Apache Spark™ is a fast and general engine for large-scale data processing.The Apache Software Foundation announced recently that Spark has graduated from the Apache Incubator to become a top-level Apache project, signifying that the project’s community and products have been well-governed under the ASF’s meritocratic process and principles. This is a major step for the community and we are very proud to share this news with users as we complete Spark’s move to Apache.

Saturday, March 1, 2014

Qlik View

Recent CITO Research report explains exactly what big data is, why it matters to you, and how to put it to work for your business. You’ll also see how big data is being used to win elections, reduce crime, and literally change the world. Make sure your business isn’t left behind.

With QlikView, we can run reports and create dashboards quickly to detect market changes and product sales in real time. This allows our salespeople to immediately respond to new opportunities and improve business performance.

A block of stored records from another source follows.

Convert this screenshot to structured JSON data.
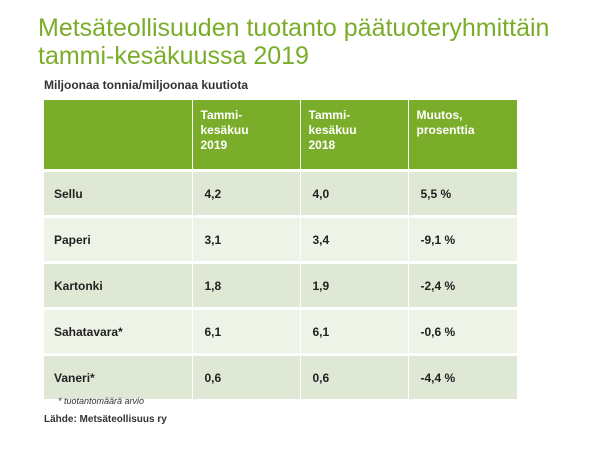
{
  "title": "Metsäteollisuuden tuotanto päätuoteryhmittäin tammi-kesäkuussa 2019",
  "subtitle": "Miljoonaa tonnia/miljoonaa kuutiota",
  "table": {
    "headers": [
      "",
      "Tammi-\nkesäkuu\n2019",
      "Tammi-\nkesäkuu\n2018",
      "Muutos,\nprosenttia"
    ],
    "rows": [
      {
        "product": "Sellu",
        "y2019": "4,2",
        "y2018": "4,0",
        "change": "5,5 %"
      },
      {
        "product": "Paperi",
        "y2019": "3,1",
        "y2018": "3,4",
        "change": "-9,1 %"
      },
      {
        "product": "Kartonki",
        "y2019": "1,8",
        "y2018": "1,9",
        "change": "-2,4 %"
      },
      {
        "product": "Sahatavara*",
        "y2019": "6,1",
        "y2018": "6,1",
        "change": "-0,6 %"
      },
      {
        "product": "Vaneri*",
        "y2019": "0,6",
        "y2018": "0,6",
        "change": "-4,4 %"
      }
    ]
  },
  "note": "* tuotantomäärä arvio",
  "source": "Lähde: Metsäteollisuus ry",
  "colors": {
    "accent": "#7aad29",
    "row_dark": "#dfe8d4",
    "row_light": "#eef3e7"
  }
}
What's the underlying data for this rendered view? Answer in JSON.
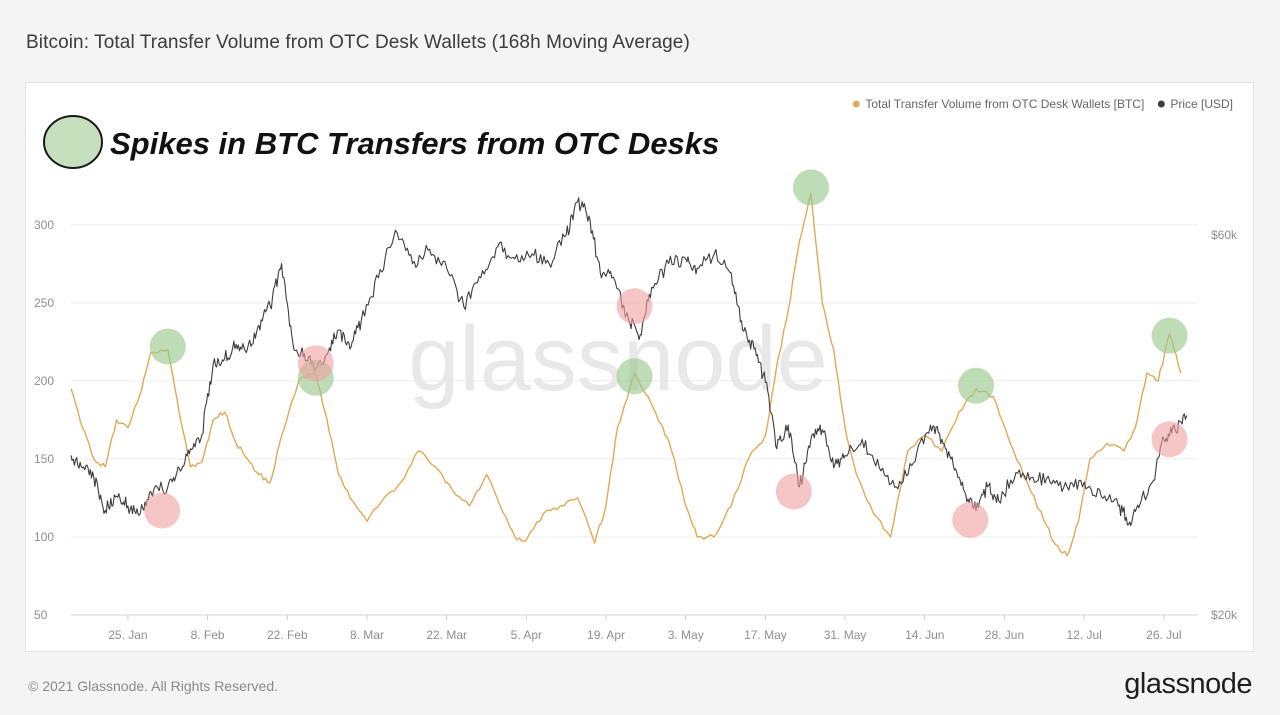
{
  "title": "Bitcoin: Total Transfer Volume from OTC Desk Wallets (168h Moving Average)",
  "annotation": "Spikes in BTC Transfers from OTC Desks",
  "watermark": "glassnode",
  "footer": {
    "copyright": "© 2021 Glassnode. All Rights Reserved.",
    "brand": "glassnode"
  },
  "colors": {
    "volume": "#e3a856",
    "price": "#3d3d3d",
    "spike_marker": "#9bc98f",
    "dip_marker": "#f0a0a0",
    "grid": "#ececec",
    "axis_text": "#8f8f8f"
  },
  "chart_data": {
    "type": "line",
    "grid": true,
    "legend_position": "top-right",
    "x_ticks": [
      "25. Jan",
      "8. Feb",
      "22. Feb",
      "8. Mar",
      "22. Mar",
      "5. Apr",
      "19. Apr",
      "3. May",
      "17. May",
      "31. May",
      "14. Jun",
      "28. Jun",
      "12. Jul",
      "26. Jul"
    ],
    "xlim": [
      "2021-01-15",
      "2021-08-01"
    ],
    "y_left": {
      "label": "",
      "ylim": [
        50,
        330
      ],
      "ticks": [
        "50",
        "100",
        "150",
        "200",
        "250",
        "300"
      ],
      "tick_values": [
        50,
        100,
        150,
        200,
        250,
        300
      ]
    },
    "y_right": {
      "label": "",
      "ylim": [
        20000,
        66000
      ],
      "ticks": [
        "$20k",
        "$60k"
      ],
      "tick_values": [
        20000,
        60000
      ]
    },
    "series": [
      {
        "name": "Total Transfer Volume from OTC Desk Wallets [BTC]",
        "axis": "left",
        "color": "#e3a856",
        "points": [
          [
            "2021-01-15",
            195
          ],
          [
            "2021-01-17",
            170
          ],
          [
            "2021-01-19",
            150
          ],
          [
            "2021-01-21",
            145
          ],
          [
            "2021-01-23",
            175
          ],
          [
            "2021-01-25",
            170
          ],
          [
            "2021-01-27",
            190
          ],
          [
            "2021-01-29",
            218
          ],
          [
            "2021-02-01",
            220
          ],
          [
            "2021-02-03",
            180
          ],
          [
            "2021-02-05",
            145
          ],
          [
            "2021-02-07",
            148
          ],
          [
            "2021-02-09",
            175
          ],
          [
            "2021-02-11",
            180
          ],
          [
            "2021-02-13",
            160
          ],
          [
            "2021-02-15",
            150
          ],
          [
            "2021-02-17",
            140
          ],
          [
            "2021-02-19",
            135
          ],
          [
            "2021-02-21",
            165
          ],
          [
            "2021-02-24",
            200
          ],
          [
            "2021-02-27",
            205
          ],
          [
            "2021-03-01",
            175
          ],
          [
            "2021-03-03",
            140
          ],
          [
            "2021-03-05",
            125
          ],
          [
            "2021-03-08",
            110
          ],
          [
            "2021-03-11",
            125
          ],
          [
            "2021-03-14",
            135
          ],
          [
            "2021-03-17",
            155
          ],
          [
            "2021-03-20",
            145
          ],
          [
            "2021-03-23",
            130
          ],
          [
            "2021-03-26",
            120
          ],
          [
            "2021-03-29",
            140
          ],
          [
            "2021-04-01",
            115
          ],
          [
            "2021-04-03",
            100
          ],
          [
            "2021-04-05",
            98
          ],
          [
            "2021-04-08",
            115
          ],
          [
            "2021-04-11",
            120
          ],
          [
            "2021-04-14",
            125
          ],
          [
            "2021-04-17",
            96
          ],
          [
            "2021-04-19",
            120
          ],
          [
            "2021-04-21",
            170
          ],
          [
            "2021-04-24",
            205
          ],
          [
            "2021-04-27",
            185
          ],
          [
            "2021-04-29",
            170
          ],
          [
            "2021-05-01",
            150
          ],
          [
            "2021-05-03",
            120
          ],
          [
            "2021-05-05",
            100
          ],
          [
            "2021-05-08",
            100
          ],
          [
            "2021-05-11",
            120
          ],
          [
            "2021-05-14",
            150
          ],
          [
            "2021-05-17",
            165
          ],
          [
            "2021-05-19",
            210
          ],
          [
            "2021-05-21",
            245
          ],
          [
            "2021-05-23",
            290
          ],
          [
            "2021-05-25",
            320
          ],
          [
            "2021-05-27",
            250
          ],
          [
            "2021-05-29",
            220
          ],
          [
            "2021-05-31",
            170
          ],
          [
            "2021-06-02",
            140
          ],
          [
            "2021-06-05",
            115
          ],
          [
            "2021-06-08",
            100
          ],
          [
            "2021-06-11",
            155
          ],
          [
            "2021-06-14",
            165
          ],
          [
            "2021-06-17",
            155
          ],
          [
            "2021-06-20",
            180
          ],
          [
            "2021-06-23",
            195
          ],
          [
            "2021-06-26",
            190
          ],
          [
            "2021-06-29",
            160
          ],
          [
            "2021-07-02",
            135
          ],
          [
            "2021-07-05",
            110
          ],
          [
            "2021-07-07",
            95
          ],
          [
            "2021-07-09",
            88
          ],
          [
            "2021-07-11",
            110
          ],
          [
            "2021-07-13",
            150
          ],
          [
            "2021-07-16",
            160
          ],
          [
            "2021-07-19",
            155
          ],
          [
            "2021-07-21",
            170
          ],
          [
            "2021-07-23",
            205
          ],
          [
            "2021-07-25",
            200
          ],
          [
            "2021-07-27",
            230
          ],
          [
            "2021-07-29",
            205
          ]
        ]
      },
      {
        "name": "Price [USD]",
        "axis": "right",
        "color": "#3d3d3d",
        "points": [
          [
            "2021-01-15",
            36800
          ],
          [
            "2021-01-17",
            35500
          ],
          [
            "2021-01-19",
            34500
          ],
          [
            "2021-01-21",
            31000
          ],
          [
            "2021-01-23",
            32500
          ],
          [
            "2021-01-25",
            31500
          ],
          [
            "2021-01-27",
            30500
          ],
          [
            "2021-01-29",
            33000
          ],
          [
            "2021-02-01",
            33500
          ],
          [
            "2021-02-03",
            35500
          ],
          [
            "2021-02-05",
            37500
          ],
          [
            "2021-02-07",
            39000
          ],
          [
            "2021-02-09",
            46500
          ],
          [
            "2021-02-11",
            47000
          ],
          [
            "2021-02-13",
            48500
          ],
          [
            "2021-02-15",
            48000
          ],
          [
            "2021-02-17",
            50500
          ],
          [
            "2021-02-19",
            52500
          ],
          [
            "2021-02-21",
            57000
          ],
          [
            "2021-02-23",
            48500
          ],
          [
            "2021-02-25",
            47500
          ],
          [
            "2021-02-27",
            46000
          ],
          [
            "2021-03-01",
            47500
          ],
          [
            "2021-03-03",
            50000
          ],
          [
            "2021-03-05",
            48000
          ],
          [
            "2021-03-07",
            51000
          ],
          [
            "2021-03-10",
            55500
          ],
          [
            "2021-03-13",
            60500
          ],
          [
            "2021-03-16",
            57000
          ],
          [
            "2021-03-19",
            58500
          ],
          [
            "2021-03-22",
            56500
          ],
          [
            "2021-03-25",
            52500
          ],
          [
            "2021-03-28",
            55500
          ],
          [
            "2021-03-31",
            58800
          ],
          [
            "2021-04-03",
            57500
          ],
          [
            "2021-04-06",
            58000
          ],
          [
            "2021-04-09",
            57000
          ],
          [
            "2021-04-12",
            60000
          ],
          [
            "2021-04-14",
            63500
          ],
          [
            "2021-04-16",
            62000
          ],
          [
            "2021-04-18",
            56000
          ],
          [
            "2021-04-20",
            55500
          ],
          [
            "2021-04-23",
            51000
          ],
          [
            "2021-04-25",
            49500
          ],
          [
            "2021-04-27",
            54500
          ],
          [
            "2021-04-30",
            57000
          ],
          [
            "2021-05-03",
            57500
          ],
          [
            "2021-05-05",
            56500
          ],
          [
            "2021-05-08",
            58000
          ],
          [
            "2021-05-11",
            56000
          ],
          [
            "2021-05-13",
            50000
          ],
          [
            "2021-05-15",
            48000
          ],
          [
            "2021-05-17",
            44500
          ],
          [
            "2021-05-19",
            37500
          ],
          [
            "2021-05-21",
            40000
          ],
          [
            "2021-05-23",
            33500
          ],
          [
            "2021-05-25",
            38500
          ],
          [
            "2021-05-27",
            39500
          ],
          [
            "2021-05-29",
            35500
          ],
          [
            "2021-05-31",
            36800
          ],
          [
            "2021-06-03",
            38500
          ],
          [
            "2021-06-06",
            35500
          ],
          [
            "2021-06-09",
            33500
          ],
          [
            "2021-06-12",
            36000
          ],
          [
            "2021-06-15",
            40000
          ],
          [
            "2021-06-17",
            38500
          ],
          [
            "2021-06-19",
            35800
          ],
          [
            "2021-06-21",
            33000
          ],
          [
            "2021-06-23",
            31000
          ],
          [
            "2021-06-25",
            33500
          ],
          [
            "2021-06-27",
            32000
          ],
          [
            "2021-06-30",
            35000
          ],
          [
            "2021-07-03",
            34500
          ],
          [
            "2021-07-06",
            34000
          ],
          [
            "2021-07-09",
            33500
          ],
          [
            "2021-07-12",
            34000
          ],
          [
            "2021-07-15",
            32500
          ],
          [
            "2021-07-18",
            31500
          ],
          [
            "2021-07-20",
            29800
          ],
          [
            "2021-07-22",
            32000
          ],
          [
            "2021-07-24",
            34000
          ],
          [
            "2021-07-26",
            38500
          ],
          [
            "2021-07-28",
            39500
          ],
          [
            "2021-07-30",
            41000
          ]
        ]
      }
    ],
    "annotations": {
      "legend_marker": "spike",
      "spikes": [
        {
          "date": "2021-02-01",
          "series": "Total Transfer Volume from OTC Desk Wallets [BTC]",
          "value": 222
        },
        {
          "date": "2021-02-27",
          "series": "Total Transfer Volume from OTC Desk Wallets [BTC]",
          "value": 202
        },
        {
          "date": "2021-04-24",
          "series": "Total Transfer Volume from OTC Desk Wallets [BTC]",
          "value": 203
        },
        {
          "date": "2021-05-25",
          "series": "Total Transfer Volume from OTC Desk Wallets [BTC]",
          "value": 324
        },
        {
          "date": "2021-06-23",
          "series": "Total Transfer Volume from OTC Desk Wallets [BTC]",
          "value": 197
        },
        {
          "date": "2021-07-27",
          "series": "Total Transfer Volume from OTC Desk Wallets [BTC]",
          "value": 229
        }
      ],
      "dips": [
        {
          "date": "2021-01-31",
          "series": "Price [USD]",
          "value": 31000
        },
        {
          "date": "2021-02-27",
          "series": "Price [USD]",
          "value": 46500
        },
        {
          "date": "2021-04-24",
          "series": "Price [USD]",
          "value": 52500
        },
        {
          "date": "2021-05-22",
          "series": "Price [USD]",
          "value": 33000
        },
        {
          "date": "2021-06-22",
          "series": "Price [USD]",
          "value": 30000
        },
        {
          "date": "2021-07-27",
          "series": "Price [USD]",
          "value": 38500
        }
      ]
    }
  }
}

Big Data’s value can be unleashed for business users by condensing it and intelligently presenting only what is relevant and contextual to the problem at hand. Whether it's an executive wanting summary data across the company’s product lines or a manager wanting more detail, but only for the areas that he or she oversees. IT professionals are challenged with not only providing the infrastructure but also to help provide meaning to the Big Data.